Crush, Tear, Curl
|This article does not cite any references or sources. (April 2009)|
Crush, Tear, and Curl (also Cut, Twist, Curl) is a method of processing black tea, similar to that of orthodox tea manufacture. Instead of the leaves being rolled as a final stage, they are passed through a series of cylindrical rollers with hundreds of small sharp "teeth" that crush, tear, and curl the tea.
CTC was invented by W. McKertcher during 1930-1931, and the process spread in the 1950s through the 1970s, most rapidly in India and Africa. Today, most black teas produced use the CTC method or the closely related rotovane orthodox manufacture. CTC and rotovane orthodox have a finished product that is well suited for tea bags, as the product quickly gives a dark brew.
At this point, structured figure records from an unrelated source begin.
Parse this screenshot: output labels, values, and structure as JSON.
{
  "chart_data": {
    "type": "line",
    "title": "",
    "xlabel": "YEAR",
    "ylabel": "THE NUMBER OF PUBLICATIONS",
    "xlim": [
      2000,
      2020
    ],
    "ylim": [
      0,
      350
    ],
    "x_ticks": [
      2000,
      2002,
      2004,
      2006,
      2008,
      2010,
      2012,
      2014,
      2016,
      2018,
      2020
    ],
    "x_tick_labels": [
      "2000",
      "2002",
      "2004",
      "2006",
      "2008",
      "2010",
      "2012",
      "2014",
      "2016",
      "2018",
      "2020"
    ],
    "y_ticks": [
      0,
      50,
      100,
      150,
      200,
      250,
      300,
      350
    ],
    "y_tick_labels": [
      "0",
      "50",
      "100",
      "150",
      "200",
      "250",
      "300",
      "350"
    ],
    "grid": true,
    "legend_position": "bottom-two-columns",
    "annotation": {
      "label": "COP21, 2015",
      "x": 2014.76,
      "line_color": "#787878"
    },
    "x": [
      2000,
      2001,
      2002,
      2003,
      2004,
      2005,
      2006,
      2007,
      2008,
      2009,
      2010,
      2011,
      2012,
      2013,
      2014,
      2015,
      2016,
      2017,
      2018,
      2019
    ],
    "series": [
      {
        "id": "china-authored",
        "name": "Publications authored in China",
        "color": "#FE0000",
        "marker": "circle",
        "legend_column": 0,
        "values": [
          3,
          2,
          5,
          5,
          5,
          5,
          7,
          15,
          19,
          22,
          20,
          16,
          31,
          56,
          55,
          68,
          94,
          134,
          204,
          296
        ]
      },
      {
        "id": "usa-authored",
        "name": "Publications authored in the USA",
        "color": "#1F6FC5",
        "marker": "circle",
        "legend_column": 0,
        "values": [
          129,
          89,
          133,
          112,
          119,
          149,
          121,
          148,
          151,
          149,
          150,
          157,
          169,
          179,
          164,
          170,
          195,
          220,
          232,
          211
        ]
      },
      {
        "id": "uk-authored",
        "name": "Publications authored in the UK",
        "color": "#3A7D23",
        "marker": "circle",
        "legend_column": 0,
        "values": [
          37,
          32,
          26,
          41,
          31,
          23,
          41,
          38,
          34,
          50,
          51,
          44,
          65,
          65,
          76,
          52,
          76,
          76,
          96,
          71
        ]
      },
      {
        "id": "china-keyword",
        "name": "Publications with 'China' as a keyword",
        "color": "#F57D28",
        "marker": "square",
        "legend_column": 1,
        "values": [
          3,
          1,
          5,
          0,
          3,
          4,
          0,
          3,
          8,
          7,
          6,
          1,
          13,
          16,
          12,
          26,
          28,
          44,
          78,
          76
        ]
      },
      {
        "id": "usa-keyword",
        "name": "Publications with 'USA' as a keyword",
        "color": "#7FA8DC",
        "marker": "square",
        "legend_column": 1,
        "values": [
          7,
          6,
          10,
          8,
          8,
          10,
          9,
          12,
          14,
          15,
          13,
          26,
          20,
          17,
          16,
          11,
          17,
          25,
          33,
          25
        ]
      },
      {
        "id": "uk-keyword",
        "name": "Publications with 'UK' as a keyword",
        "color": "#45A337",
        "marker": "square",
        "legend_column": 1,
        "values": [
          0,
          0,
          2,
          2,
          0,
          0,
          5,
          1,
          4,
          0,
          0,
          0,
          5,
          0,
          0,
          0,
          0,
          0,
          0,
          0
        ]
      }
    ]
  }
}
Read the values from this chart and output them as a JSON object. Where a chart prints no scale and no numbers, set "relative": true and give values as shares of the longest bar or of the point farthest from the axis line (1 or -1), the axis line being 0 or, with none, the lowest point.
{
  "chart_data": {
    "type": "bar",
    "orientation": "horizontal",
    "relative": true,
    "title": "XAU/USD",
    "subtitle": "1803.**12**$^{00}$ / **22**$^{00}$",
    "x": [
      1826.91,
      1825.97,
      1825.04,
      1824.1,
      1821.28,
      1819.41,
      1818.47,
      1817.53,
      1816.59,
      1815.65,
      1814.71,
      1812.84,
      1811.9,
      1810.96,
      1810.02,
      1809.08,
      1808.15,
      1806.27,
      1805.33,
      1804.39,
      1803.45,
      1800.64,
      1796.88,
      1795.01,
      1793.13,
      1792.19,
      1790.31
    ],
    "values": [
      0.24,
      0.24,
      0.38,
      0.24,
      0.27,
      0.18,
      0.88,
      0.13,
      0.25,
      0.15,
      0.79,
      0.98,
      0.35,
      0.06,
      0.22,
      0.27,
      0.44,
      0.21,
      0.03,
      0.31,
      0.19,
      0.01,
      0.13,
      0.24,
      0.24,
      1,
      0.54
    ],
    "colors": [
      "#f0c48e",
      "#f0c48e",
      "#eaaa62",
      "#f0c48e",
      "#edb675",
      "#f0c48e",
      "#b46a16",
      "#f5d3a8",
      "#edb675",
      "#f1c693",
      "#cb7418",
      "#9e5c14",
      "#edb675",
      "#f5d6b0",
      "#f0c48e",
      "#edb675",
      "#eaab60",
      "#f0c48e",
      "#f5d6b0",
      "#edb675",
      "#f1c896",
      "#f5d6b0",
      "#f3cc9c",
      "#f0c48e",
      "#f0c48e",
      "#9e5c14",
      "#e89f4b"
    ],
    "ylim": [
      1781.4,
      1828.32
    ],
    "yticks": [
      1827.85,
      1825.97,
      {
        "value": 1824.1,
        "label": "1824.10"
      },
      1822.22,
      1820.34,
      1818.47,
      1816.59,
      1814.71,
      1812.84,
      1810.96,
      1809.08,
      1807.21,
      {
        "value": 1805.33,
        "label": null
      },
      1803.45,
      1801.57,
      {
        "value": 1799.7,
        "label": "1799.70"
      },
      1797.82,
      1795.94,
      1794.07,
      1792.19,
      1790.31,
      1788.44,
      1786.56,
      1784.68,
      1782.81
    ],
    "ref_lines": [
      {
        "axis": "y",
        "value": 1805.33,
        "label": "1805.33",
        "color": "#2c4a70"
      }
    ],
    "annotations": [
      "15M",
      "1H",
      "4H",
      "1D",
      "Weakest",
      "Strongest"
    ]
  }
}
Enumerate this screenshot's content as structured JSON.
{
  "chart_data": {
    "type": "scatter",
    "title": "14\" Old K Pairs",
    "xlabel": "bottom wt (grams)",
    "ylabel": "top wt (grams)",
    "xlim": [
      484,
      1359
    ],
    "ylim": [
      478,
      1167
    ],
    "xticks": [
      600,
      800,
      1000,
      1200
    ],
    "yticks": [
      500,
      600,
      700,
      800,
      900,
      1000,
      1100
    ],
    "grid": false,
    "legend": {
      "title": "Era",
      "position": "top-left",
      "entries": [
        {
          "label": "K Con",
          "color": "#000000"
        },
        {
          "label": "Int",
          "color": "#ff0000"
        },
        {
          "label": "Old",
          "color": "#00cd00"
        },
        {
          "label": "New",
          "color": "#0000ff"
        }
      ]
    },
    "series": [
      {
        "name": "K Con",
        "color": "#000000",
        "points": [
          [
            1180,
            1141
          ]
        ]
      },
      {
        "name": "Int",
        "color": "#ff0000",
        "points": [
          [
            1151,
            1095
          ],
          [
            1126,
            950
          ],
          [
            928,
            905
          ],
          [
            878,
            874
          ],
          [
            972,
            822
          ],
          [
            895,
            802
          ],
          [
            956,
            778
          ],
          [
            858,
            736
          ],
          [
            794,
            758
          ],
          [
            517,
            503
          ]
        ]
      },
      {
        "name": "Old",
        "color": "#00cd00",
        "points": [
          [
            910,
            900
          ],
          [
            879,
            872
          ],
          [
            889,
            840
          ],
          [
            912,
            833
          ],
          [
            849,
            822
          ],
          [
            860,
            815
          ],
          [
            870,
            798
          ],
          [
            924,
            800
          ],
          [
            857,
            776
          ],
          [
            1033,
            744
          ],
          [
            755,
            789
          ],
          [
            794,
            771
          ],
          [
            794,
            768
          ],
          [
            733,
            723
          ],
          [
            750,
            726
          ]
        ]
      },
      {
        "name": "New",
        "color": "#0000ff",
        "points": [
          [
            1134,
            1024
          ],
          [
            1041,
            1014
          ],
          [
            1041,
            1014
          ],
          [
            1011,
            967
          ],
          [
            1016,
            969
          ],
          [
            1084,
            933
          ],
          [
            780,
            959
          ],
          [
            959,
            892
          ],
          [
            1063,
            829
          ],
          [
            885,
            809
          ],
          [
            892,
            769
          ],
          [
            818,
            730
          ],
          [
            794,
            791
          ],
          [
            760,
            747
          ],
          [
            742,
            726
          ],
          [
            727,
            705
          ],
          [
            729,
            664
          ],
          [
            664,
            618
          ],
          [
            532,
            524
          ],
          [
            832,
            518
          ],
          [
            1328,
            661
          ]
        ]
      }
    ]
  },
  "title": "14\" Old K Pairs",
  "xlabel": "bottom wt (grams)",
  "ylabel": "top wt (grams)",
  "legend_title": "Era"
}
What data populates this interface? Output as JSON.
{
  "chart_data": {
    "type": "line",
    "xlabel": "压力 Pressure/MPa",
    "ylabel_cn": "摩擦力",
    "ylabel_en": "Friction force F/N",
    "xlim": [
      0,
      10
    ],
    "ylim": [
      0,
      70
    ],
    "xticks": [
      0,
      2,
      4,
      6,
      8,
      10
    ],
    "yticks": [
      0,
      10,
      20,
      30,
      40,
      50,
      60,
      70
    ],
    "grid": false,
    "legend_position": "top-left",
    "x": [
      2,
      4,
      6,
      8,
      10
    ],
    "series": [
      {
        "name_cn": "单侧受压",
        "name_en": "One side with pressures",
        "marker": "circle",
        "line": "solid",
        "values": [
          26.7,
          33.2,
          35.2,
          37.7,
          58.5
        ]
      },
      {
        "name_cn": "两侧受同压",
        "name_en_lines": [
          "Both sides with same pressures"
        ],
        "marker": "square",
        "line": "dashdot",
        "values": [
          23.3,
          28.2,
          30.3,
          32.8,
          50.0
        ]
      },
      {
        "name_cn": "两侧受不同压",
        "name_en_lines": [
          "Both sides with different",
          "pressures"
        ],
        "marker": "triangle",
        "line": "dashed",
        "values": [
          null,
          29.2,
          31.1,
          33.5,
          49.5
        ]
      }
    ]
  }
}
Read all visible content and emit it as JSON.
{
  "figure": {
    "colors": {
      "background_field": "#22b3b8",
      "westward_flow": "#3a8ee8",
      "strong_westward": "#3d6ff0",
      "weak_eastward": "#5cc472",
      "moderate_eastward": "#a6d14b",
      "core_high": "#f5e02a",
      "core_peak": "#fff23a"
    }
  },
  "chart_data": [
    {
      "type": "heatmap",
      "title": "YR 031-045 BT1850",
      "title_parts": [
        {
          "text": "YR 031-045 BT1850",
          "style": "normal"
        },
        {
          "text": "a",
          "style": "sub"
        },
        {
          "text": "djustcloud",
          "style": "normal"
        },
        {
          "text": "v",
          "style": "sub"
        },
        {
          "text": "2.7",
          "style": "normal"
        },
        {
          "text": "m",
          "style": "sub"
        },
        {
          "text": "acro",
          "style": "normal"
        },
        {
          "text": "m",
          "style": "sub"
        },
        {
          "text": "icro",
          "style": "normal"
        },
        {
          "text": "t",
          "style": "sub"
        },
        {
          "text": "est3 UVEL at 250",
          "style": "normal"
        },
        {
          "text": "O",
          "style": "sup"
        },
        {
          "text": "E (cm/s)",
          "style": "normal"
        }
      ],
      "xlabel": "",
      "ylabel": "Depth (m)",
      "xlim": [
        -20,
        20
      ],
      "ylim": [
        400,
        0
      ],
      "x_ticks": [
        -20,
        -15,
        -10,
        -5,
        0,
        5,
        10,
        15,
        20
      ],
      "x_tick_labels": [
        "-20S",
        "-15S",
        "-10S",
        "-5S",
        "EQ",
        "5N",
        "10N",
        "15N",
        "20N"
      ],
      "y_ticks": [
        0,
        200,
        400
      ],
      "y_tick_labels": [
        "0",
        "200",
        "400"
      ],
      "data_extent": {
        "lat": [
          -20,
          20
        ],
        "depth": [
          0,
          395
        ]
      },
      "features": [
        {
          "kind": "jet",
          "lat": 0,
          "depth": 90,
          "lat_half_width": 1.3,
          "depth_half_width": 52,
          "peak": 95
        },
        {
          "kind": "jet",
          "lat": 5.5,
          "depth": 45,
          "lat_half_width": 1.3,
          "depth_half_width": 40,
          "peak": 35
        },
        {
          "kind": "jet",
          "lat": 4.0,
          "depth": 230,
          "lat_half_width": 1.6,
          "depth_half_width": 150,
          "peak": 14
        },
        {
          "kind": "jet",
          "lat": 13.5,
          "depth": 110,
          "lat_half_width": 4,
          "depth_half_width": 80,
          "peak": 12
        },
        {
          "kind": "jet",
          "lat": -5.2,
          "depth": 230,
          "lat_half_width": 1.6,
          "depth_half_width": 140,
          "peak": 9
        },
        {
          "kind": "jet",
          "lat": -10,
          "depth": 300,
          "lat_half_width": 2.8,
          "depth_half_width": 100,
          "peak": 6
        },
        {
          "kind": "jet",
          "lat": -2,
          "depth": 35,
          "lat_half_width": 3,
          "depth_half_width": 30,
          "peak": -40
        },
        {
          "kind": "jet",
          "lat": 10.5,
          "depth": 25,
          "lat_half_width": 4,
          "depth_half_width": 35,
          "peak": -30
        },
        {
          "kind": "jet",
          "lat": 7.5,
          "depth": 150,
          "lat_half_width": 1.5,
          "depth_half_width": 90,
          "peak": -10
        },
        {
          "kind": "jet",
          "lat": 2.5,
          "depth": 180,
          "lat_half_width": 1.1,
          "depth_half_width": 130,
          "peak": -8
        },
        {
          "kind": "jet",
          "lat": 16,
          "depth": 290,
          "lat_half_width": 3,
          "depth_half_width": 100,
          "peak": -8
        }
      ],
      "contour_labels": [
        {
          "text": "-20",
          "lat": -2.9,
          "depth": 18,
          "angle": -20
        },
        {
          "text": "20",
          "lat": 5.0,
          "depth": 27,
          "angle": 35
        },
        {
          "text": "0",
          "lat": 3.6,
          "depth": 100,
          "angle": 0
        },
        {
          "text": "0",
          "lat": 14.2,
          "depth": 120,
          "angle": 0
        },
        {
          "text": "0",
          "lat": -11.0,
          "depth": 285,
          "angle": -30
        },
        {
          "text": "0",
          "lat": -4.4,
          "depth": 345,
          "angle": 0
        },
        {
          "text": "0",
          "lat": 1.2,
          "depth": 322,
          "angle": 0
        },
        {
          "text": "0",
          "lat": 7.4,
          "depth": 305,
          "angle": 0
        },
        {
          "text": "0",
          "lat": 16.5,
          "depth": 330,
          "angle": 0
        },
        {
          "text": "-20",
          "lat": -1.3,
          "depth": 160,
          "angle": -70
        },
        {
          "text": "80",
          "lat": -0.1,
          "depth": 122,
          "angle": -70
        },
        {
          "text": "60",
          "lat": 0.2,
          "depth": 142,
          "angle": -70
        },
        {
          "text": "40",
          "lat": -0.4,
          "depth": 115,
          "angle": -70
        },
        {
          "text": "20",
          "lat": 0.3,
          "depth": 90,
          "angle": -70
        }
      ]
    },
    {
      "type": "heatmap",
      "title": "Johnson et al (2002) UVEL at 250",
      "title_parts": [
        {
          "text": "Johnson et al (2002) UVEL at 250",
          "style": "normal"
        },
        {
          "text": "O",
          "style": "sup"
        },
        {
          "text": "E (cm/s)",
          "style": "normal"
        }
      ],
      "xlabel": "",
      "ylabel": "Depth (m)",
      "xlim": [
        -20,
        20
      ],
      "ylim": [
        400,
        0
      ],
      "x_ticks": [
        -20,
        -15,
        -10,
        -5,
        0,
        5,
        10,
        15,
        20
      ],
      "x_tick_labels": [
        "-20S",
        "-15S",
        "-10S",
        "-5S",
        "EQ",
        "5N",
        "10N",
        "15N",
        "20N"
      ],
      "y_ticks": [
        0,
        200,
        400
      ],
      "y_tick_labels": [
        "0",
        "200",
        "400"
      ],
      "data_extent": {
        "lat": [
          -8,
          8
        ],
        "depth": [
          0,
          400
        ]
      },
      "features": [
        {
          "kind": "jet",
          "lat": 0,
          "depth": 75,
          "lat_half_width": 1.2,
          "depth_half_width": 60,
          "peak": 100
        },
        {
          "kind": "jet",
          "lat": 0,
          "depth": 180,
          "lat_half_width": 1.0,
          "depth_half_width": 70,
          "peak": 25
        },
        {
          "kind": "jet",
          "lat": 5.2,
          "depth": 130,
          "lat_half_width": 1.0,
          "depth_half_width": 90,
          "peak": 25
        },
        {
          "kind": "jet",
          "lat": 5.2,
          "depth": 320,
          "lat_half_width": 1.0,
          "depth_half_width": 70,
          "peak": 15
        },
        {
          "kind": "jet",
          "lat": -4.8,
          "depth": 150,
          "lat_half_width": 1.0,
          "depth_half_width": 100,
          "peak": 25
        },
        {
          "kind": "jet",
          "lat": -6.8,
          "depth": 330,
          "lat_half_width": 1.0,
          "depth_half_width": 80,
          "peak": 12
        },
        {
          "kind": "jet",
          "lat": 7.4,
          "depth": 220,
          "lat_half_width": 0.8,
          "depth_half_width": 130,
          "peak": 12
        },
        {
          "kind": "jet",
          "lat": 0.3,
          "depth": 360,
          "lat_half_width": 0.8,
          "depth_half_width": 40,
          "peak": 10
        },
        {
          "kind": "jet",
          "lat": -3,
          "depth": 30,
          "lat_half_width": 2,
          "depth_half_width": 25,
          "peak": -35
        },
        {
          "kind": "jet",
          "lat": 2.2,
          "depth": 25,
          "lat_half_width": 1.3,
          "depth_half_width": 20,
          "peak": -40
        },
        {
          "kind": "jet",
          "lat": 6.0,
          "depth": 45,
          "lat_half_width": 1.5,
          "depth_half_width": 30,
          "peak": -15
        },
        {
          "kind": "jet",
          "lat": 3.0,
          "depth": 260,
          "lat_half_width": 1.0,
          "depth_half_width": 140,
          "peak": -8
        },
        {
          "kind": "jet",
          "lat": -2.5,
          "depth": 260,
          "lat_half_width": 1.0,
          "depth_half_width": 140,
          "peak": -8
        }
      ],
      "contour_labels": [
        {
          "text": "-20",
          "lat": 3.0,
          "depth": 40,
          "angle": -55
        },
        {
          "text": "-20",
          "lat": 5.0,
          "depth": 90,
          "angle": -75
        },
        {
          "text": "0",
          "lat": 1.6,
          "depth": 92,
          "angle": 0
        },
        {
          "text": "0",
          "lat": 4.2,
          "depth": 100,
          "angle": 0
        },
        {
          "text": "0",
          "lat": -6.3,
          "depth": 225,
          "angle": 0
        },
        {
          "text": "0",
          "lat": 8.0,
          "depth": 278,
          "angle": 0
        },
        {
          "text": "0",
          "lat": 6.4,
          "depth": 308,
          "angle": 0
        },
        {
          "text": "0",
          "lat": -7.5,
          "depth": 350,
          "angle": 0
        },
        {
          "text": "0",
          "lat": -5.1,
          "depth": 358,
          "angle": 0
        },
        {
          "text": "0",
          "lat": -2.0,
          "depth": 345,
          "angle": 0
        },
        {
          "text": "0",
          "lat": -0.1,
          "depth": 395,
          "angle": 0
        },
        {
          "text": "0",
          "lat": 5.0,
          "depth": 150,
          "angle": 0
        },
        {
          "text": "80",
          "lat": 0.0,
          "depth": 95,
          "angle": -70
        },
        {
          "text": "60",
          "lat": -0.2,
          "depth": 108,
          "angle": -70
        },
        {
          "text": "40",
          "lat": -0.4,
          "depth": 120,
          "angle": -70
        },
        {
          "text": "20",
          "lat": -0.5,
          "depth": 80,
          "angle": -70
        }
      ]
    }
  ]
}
For many large tea producers, 80% to 90% of the factory's production is of small, broken, primary grades suitable for tea bag blends; the remaining 10% to 20% are secondary grades which trade at a discount to the primary grades. The convenience, low price, strong liquor, generic flavor, and mild bitterness all have contributed to the near-monopoly that CTC-type teas now enjoy in South Asia.
In the Indian domestic market, this type of manufacture is by far the most popular - over 80% of tea production is of the CTC type. In the export market, particularly in the C.I.S., the Middle East, United Kingdom and Ireland, CTC teas continue to be the most highly in demand.
CTC teas generally produce a rich red-brown color when they are boiled by the Indian method. The drawback of the CTC method is that it tends by its nature, and unfortunately by adulteration, to homogenize all black tea flavors. In the process of crushing, tearing and pelletizing the tea leaves, large pressures and stresses occur which break down the cells, releasing large amounts of the phytins that normally oxidize to produce black tea's mahogany color. Since, regardless of origin, CTC teas in their dry form are generically "tea-like" in aroma, very similar in pelletized form, it is very easy to adulterate a more expensive CTC-type tea with inexpensive and generally mild lowland teas of the same process. Whole and broken leaf teas by contrast are quite varied in appearance, making adulteration more difficult.
There is some question whether the CTC processed teas retain much (or any) of the widely referenced polyphenyls and other bio-reactive compounds that are thought to have positive herbal effects.